Preconcentration and separation of antisense oligonucleotides by on-column isotachophoresis and capillary electrophoresis in polymer-filled capillaries.

Small, single-stranded, chemically modified oligonucleotides, complementary to a specific gene section, commonly referred to as antisense compounds, are being investigated as potential therapeutic drugs. A number of modified oligonucleotides, in particular phosphorothioates, are in clinical development. Shorter fragments are found as metabolic products. Isotachophoresis (ITP) allows the introduction of large, diluted sample plugs into the separation capillary. In this work, ITP and capillary electrophoresis (CE) in polymer solutions were successfully coupled in a single capillary in a commercial instrument to increase sensitivity with UV detection and to shorten the time for sample pretreatment. It was shown that ITP-CE can be used as a preconcentration and clean-up method for phosphodiester- and phosphorothioate-containing samples. Up to 3 microL sample could be injected into the capillary without significantly disturbing the separation performance.
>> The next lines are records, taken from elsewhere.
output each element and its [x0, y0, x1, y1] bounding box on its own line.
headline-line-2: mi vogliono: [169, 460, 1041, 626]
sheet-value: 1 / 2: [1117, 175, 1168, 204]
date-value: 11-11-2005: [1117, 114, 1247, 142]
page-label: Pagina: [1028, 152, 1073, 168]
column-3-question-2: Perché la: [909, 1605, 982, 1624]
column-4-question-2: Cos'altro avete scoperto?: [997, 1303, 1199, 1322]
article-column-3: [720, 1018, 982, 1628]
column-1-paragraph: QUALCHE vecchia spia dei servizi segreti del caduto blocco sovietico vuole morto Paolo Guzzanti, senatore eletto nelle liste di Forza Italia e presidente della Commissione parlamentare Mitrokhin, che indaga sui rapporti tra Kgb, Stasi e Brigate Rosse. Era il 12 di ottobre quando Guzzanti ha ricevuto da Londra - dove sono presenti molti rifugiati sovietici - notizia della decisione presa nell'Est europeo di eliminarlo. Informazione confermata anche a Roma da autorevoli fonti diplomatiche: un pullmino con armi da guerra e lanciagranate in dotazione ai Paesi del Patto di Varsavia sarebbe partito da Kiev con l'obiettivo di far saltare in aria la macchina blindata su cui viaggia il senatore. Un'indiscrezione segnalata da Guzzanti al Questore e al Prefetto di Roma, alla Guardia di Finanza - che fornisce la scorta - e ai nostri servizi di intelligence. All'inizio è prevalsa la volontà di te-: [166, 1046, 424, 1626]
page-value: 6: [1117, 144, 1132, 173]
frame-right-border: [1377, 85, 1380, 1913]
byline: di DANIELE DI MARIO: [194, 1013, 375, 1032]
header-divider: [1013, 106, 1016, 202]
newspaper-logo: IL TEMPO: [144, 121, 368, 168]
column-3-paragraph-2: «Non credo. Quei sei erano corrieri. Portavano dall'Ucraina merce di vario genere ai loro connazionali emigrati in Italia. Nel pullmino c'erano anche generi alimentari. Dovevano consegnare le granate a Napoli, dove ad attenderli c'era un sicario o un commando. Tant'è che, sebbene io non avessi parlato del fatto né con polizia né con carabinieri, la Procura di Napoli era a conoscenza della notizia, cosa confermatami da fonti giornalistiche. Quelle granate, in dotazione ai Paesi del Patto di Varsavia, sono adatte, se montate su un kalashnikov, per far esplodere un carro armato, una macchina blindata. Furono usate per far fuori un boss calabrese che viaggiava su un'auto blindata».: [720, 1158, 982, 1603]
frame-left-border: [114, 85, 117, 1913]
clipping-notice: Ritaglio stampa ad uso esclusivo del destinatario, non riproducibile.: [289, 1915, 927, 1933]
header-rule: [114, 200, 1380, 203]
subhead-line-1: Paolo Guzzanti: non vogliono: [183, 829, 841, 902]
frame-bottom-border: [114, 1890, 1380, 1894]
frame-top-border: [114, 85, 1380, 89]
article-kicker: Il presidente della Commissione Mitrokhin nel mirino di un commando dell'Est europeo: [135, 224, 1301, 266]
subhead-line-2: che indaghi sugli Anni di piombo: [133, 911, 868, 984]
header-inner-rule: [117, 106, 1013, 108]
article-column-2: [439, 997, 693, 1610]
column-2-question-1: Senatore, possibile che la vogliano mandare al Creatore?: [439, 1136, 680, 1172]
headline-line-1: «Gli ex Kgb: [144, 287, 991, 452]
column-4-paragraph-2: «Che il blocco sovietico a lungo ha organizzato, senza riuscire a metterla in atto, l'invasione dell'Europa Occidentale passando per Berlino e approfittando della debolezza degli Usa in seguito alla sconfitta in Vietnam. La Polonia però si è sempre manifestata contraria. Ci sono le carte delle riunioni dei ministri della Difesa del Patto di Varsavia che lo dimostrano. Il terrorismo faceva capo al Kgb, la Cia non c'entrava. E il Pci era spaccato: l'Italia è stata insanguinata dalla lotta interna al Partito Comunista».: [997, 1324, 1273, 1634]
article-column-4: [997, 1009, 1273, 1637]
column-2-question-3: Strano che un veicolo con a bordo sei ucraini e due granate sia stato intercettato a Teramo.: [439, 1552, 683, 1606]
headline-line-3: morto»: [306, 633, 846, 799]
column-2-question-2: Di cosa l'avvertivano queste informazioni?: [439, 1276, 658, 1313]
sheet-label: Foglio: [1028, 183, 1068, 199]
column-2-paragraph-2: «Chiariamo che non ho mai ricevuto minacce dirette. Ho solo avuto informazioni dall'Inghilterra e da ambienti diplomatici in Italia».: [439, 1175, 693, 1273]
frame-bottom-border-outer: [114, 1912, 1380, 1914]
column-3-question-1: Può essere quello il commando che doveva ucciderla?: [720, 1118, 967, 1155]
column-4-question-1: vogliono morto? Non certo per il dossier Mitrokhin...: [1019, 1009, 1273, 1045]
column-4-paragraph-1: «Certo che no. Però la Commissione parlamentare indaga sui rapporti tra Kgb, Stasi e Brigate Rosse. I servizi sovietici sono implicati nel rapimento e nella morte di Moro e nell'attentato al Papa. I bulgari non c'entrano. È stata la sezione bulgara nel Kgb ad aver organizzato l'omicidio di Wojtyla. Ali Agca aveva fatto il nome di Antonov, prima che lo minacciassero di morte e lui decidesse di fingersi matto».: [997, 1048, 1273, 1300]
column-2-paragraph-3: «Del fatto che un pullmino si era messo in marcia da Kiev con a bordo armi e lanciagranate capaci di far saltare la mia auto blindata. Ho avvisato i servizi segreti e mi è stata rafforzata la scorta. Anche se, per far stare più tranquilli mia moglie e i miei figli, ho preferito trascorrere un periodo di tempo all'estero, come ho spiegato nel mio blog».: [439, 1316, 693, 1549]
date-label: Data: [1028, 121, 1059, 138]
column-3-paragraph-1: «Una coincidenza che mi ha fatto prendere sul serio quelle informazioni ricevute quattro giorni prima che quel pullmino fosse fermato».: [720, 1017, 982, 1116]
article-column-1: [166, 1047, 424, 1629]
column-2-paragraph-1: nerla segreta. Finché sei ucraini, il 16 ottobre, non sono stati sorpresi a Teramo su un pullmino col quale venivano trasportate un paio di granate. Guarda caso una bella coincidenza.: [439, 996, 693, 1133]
ITP-CE of phosphodiesters directly out of salt- and protein-containing samples could be demonstrated. For phosphorothioates in serum samples an additional sample clean-up was necessary, due to oligonucleotide-protein binding. An optimized replaceable polymer solution was developed to increase the separation performance for heterogeneous phosphorothioates. A dextran-based sieving medium showed a good separation performance in ITP-CE of phosphorothioates. A concentration detection limit of 8.10(-9) mol/L for the 20-mer phosphorothioate ISIS5132, isolated from rat serum, was found.